Yesterday, I pondered how the increasingly unhinged Nativity! franchise could possibly top part 3's bonkers shenanigans. The answer to that question is they go full-on rock opera, with 2018’s Nativity Rocks! that sees the staff and pupils of St. Bernadettes audition for a place in a spectacular rock musical competition…at Christmas, of course. However, sadly, part four is not as bonkers, inventive or as funny as previous entries. There are no trips to America, no quest through the Welsh valleys, though there is a bit of social commentary on Brexit, bizarrely.

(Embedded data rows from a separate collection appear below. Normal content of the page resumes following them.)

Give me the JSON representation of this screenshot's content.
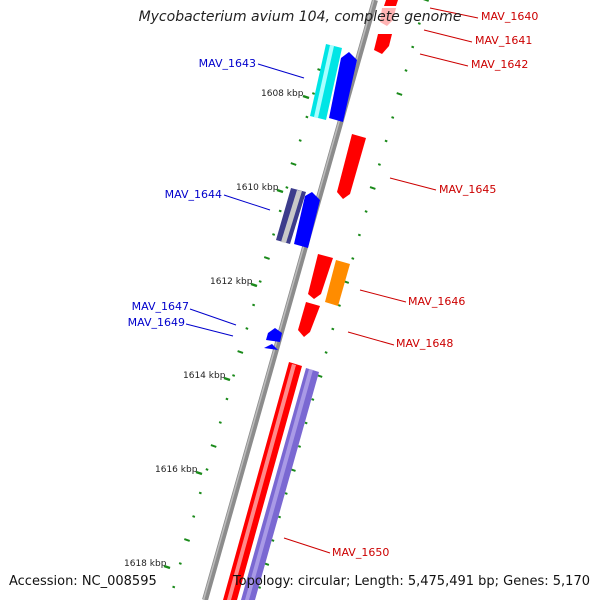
{
  "title": "Mycobacterium avium 104, complete genome",
  "accession_text": "Accession: NC_008595",
  "topology_text": "Topology: circular; Length: 5,475,491 bp; Genes: 5,170",
  "colors": {
    "backbone": "#8c8c8c",
    "tick": "#1a8a1a",
    "label_plus": "#cc0000",
    "label_minus": "#0000cc",
    "gene_red": "#ff0000",
    "gene_pink": "#ffb3b3",
    "gene_cyan": "#00e5e5",
    "gene_blue": "#0000ff",
    "gene_indigo": "#3c3c8c",
    "gene_orange": "#ff8c00",
    "gene_violet": "#7a68d2"
  },
  "ruler": {
    "labels": [
      "1608 kbp",
      "1610 kbp",
      "1612 kbp",
      "1614 kbp",
      "1616 kbp",
      "1618 kbp"
    ]
  },
  "genes_minus": [
    {
      "name": "MAV_1643"
    },
    {
      "name": "MAV_1644"
    },
    {
      "name": "MAV_1647"
    },
    {
      "name": "MAV_1649"
    }
  ],
  "genes_plus": [
    {
      "name": "MAV_1640"
    },
    {
      "name": "MAV_1641"
    },
    {
      "name": "MAV_1642"
    },
    {
      "name": "MAV_1645"
    },
    {
      "name": "MAV_1646"
    },
    {
      "name": "MAV_1648"
    },
    {
      "name": "MAV_1650"
    }
  ]
}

Clearly, few of the franchise’s main cast could be bothered to return, including - gasp! - Marc Wootton’s irreplaceable Mr Poppy. But they plough ahead anyway, falling back on that old chestnut - the hitherto unmentioned long-lost brother who also acts like an insufferable man-child. Simon Lipkin is Jeremy Poppy, the dimwitted sibling who makes a festive pilgrimage to St Bernadettes just in time to discover his bro has left for Australia. But hey-ho, one immature simpleton is as good as any, the film assumes, much to its detriment. Lipkin is okay, but it’s so clear he’s been hired to do a Mr Poppy impersonation that it feels insulting.
The half-heartedness continues with this year’s Christmas musical contest involving a ‘rock opera’, meaning there’s less fun original compositions and many semi-cute covers of done-to-death rock standards like ‘Born to be Wild’, ‘Bat Out of Hell’, ‘Since You’ve Been Gone’ and so on, with Lipkin doing his best to go full-on Jack Black. Yep, it all feels like an uninspired School of Rock knock-off, albeit one with a bold subplot about a young Syrian refugee separated from his Steppenwolf-loving dad (Ramin Karimloo). Displaced Doru (Brian Bartle)’s journey that sees him arrive at the school is far-fetched but after that dancing donkey, doesn’t seem like such a stretch.
The whole thing has much more of a whiff of panto cheese about it, with TV’s Strictly… star Craig Revel Horwood proving very unconvincing as ageing rocker/villain Emmanuel Cavendish. We’re also asked to swallow that Cavendish and Jeremy knew each other as children, despite a staggering twenty year age difference.
Various British sitcom stars make cameo appearances, but don’t have much to work with and everything feels tired and flat. For me, the strength of the series has been its original songs, high concept and Wootton’s manic, unpredictable teaching assistant. Shorn of all of these things, Nativity Rocks! is a big letdown, though not without the occasional inspired moment of madness. The rock-inspired, baffling re-telling of the Nativity with motorbikes and leather and stuff is amusing but watching kids jump about to overly familiar (and not-at-all Christmassy) rock classics isn’t anywhere near as much fun as having them do impromptu yuletide flash mob raps about amnesia-curing donkeys. A fifth film has yet to materialise and, judging on the evidence of this one, I doubt we’ll get one any time soon. Mind you, this one’s probably alright if you’re eight years old and love both pooh jokes and Meat Loaf.